Friday, June 24, 2016

Summer Reading: Little Bee

Little Bee by Chris Cleave is a book that I desperately wanted to love (there is so much hype surrounding it and the topic is particularly salient at the moment) but, while I did love many parts, the story left me feeling flat at the end. Little Bee is a 16-year-old Nigerian refugee who has seen her entire village, including her family, brutally murdered and is seeking asylum in the UK. Sarah is a 30-something suburbanite mother who runs her own fashion magazine but feels like she is losing her journalistic integrity and that her marriage is in shambles. The lives of these protagonists converge for a brief moment under horrific circumstances on a beach in Nigeria and the story begins two years later when Little Bee seeks Sarah out to help her (with flashbacks that reference the events many, many times before revealing them). The narrative alternates between the two women but I enjoyed Little Bee's perspective much more than Sarah's.
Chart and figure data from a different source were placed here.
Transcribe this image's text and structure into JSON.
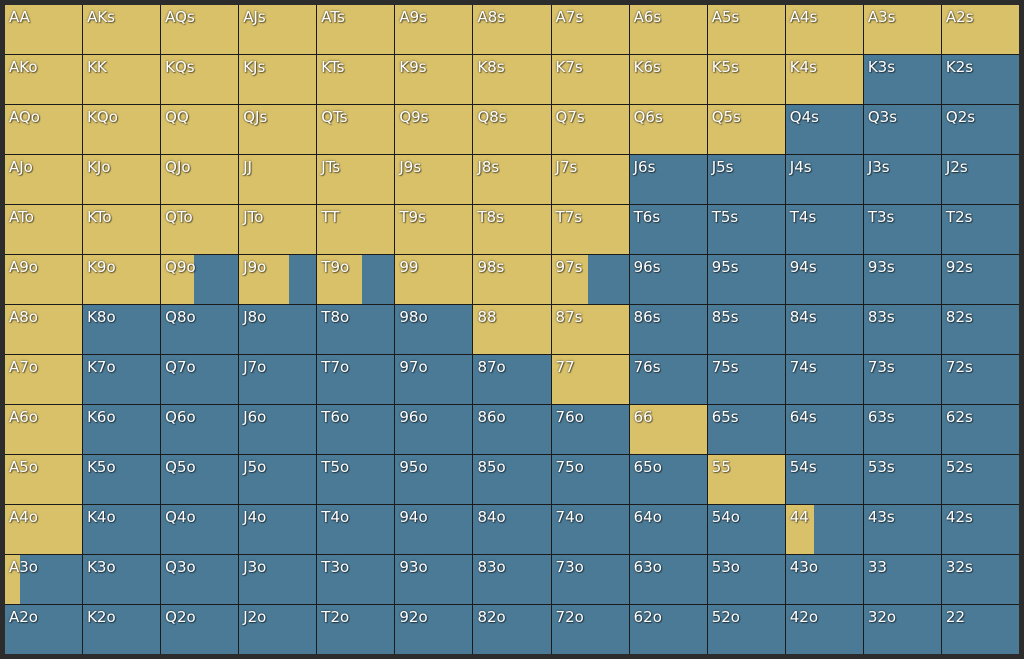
{
  "colors": {
    "raise": "#d9c16a",
    "fold": "#4b7a96",
    "gridline": "#1b1b1b",
    "background": "#2c2c2c"
  },
  "ranks": [
    "A",
    "K",
    "Q",
    "J",
    "T",
    "9",
    "8",
    "7",
    "6",
    "5",
    "4",
    "3",
    "2"
  ],
  "hands": [
    [
      "AA",
      "AKs",
      "AQs",
      "AJs",
      "ATs",
      "A9s",
      "A8s",
      "A7s",
      "A6s",
      "A5s",
      "A4s",
      "A3s",
      "A2s"
    ],
    [
      "AKo",
      "KK",
      "KQs",
      "KJs",
      "KTs",
      "K9s",
      "K8s",
      "K7s",
      "K6s",
      "K5s",
      "K4s",
      "K3s",
      "K2s"
    ],
    [
      "AQo",
      "KQo",
      "QQ",
      "QJs",
      "QTs",
      "Q9s",
      "Q8s",
      "Q7s",
      "Q6s",
      "Q5s",
      "Q4s",
      "Q3s",
      "Q2s"
    ],
    [
      "AJo",
      "KJo",
      "QJo",
      "JJ",
      "JTs",
      "J9s",
      "J8s",
      "J7s",
      "J6s",
      "J5s",
      "J4s",
      "J3s",
      "J2s"
    ],
    [
      "ATo",
      "KTo",
      "QTo",
      "JTo",
      "TT",
      "T9s",
      "T8s",
      "T7s",
      "T6s",
      "T5s",
      "T4s",
      "T3s",
      "T2s"
    ],
    [
      "A9o",
      "K9o",
      "Q9o",
      "J9o",
      "T9o",
      "99",
      "98s",
      "97s",
      "96s",
      "95s",
      "94s",
      "93s",
      "92s"
    ],
    [
      "A8o",
      "K8o",
      "Q8o",
      "J8o",
      "T8o",
      "98o",
      "88",
      "87s",
      "86s",
      "85s",
      "84s",
      "83s",
      "82s"
    ],
    [
      "A7o",
      "K7o",
      "Q7o",
      "J7o",
      "T7o",
      "97o",
      "87o",
      "77",
      "76s",
      "75s",
      "74s",
      "73s",
      "72s"
    ],
    [
      "A6o",
      "K6o",
      "Q6o",
      "J6o",
      "T6o",
      "96o",
      "86o",
      "76o",
      "66",
      "65s",
      "64s",
      "63s",
      "62s"
    ],
    [
      "A5o",
      "K5o",
      "Q5o",
      "J5o",
      "T5o",
      "95o",
      "85o",
      "75o",
      "65o",
      "55",
      "54s",
      "53s",
      "52s"
    ],
    [
      "A4o",
      "K4o",
      "Q4o",
      "J4o",
      "T4o",
      "94o",
      "84o",
      "74o",
      "64o",
      "54o",
      "44",
      "43s",
      "42s"
    ],
    [
      "A3o",
      "K3o",
      "Q3o",
      "J3o",
      "T3o",
      "93o",
      "83o",
      "73o",
      "63o",
      "53o",
      "43o",
      "33",
      "32s"
    ],
    [
      "A2o",
      "K2o",
      "Q2o",
      "J2o",
      "T2o",
      "92o",
      "82o",
      "72o",
      "62o",
      "52o",
      "42o",
      "32o",
      "22"
    ]
  ],
  "raise_frequency": [
    [
      1,
      1,
      1,
      1,
      1,
      1,
      1,
      1,
      1,
      1,
      1,
      1,
      1
    ],
    [
      1,
      1,
      1,
      1,
      1,
      1,
      1,
      1,
      1,
      1,
      1,
      0,
      0
    ],
    [
      1,
      1,
      1,
      1,
      1,
      1,
      1,
      1,
      1,
      1,
      0,
      0,
      0
    ],
    [
      1,
      1,
      1,
      1,
      1,
      1,
      1,
      1,
      0,
      0,
      0,
      0,
      0
    ],
    [
      1,
      1,
      1,
      1,
      1,
      1,
      1,
      1,
      0,
      0,
      0,
      0,
      0
    ],
    [
      1,
      1,
      0.42,
      0.64,
      0.58,
      1,
      1,
      0.47,
      0,
      0,
      0,
      0,
      0
    ],
    [
      1,
      0,
      0,
      0,
      0,
      0,
      1,
      1,
      0,
      0,
      0,
      0,
      0
    ],
    [
      1,
      0,
      0,
      0,
      0,
      0,
      0,
      1,
      0,
      0,
      0,
      0,
      0
    ],
    [
      1,
      0,
      0,
      0,
      0,
      0,
      0,
      0,
      1,
      0,
      0,
      0,
      0
    ],
    [
      1,
      0,
      0,
      0,
      0,
      0,
      0,
      0,
      0,
      1,
      0,
      0,
      0
    ],
    [
      1,
      0,
      0,
      0,
      0,
      0,
      0,
      0,
      0,
      0,
      0.36,
      0,
      0
    ],
    [
      0.2,
      0,
      0,
      0,
      0,
      0,
      0,
      0,
      0,
      0,
      0,
      0,
      0
    ],
    [
      0,
      0,
      0,
      0,
      0,
      0,
      0,
      0,
      0,
      0,
      0,
      0,
      0
    ]
  ]
}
I found Little Bee to be incredibly sympathetic and her voice made me think differently about the refugees around the world. I had tears in my eyes every time she would search for a way to kill herself in a new environment just in case the bad men found her and I laughed as she thought of ways to describe first world problems to the imaginary girls back in her village. I found Sarah to be less likable because her behavior seems so random.  I could never figure out her motivation for anything (I think her affair with Lawrence would have made more sense if it had begun after the events on the beach), including her reason for helping Little Bee, and she wasn't entirely believable to me, especially in her interactions with her son Charlie (who refuses to wear anything other than his Batman costume). I am not sure how I feel about the ending because it seems rather ambiguous, as if Cleave's message is that there is nothing anyone can do to help refugees. I don't want to believe that! I liked this book (I would have liked it better had it been from Little Bee's perspective only) but I didn't love it and I certainly don't think it lives up to the blurb on the cover (a cryptic message that the book is so good that the publishers can't give away any of the details).

Note:  I do, however, still want to read Cleave's latest book Everyone Brave Is Forgiven.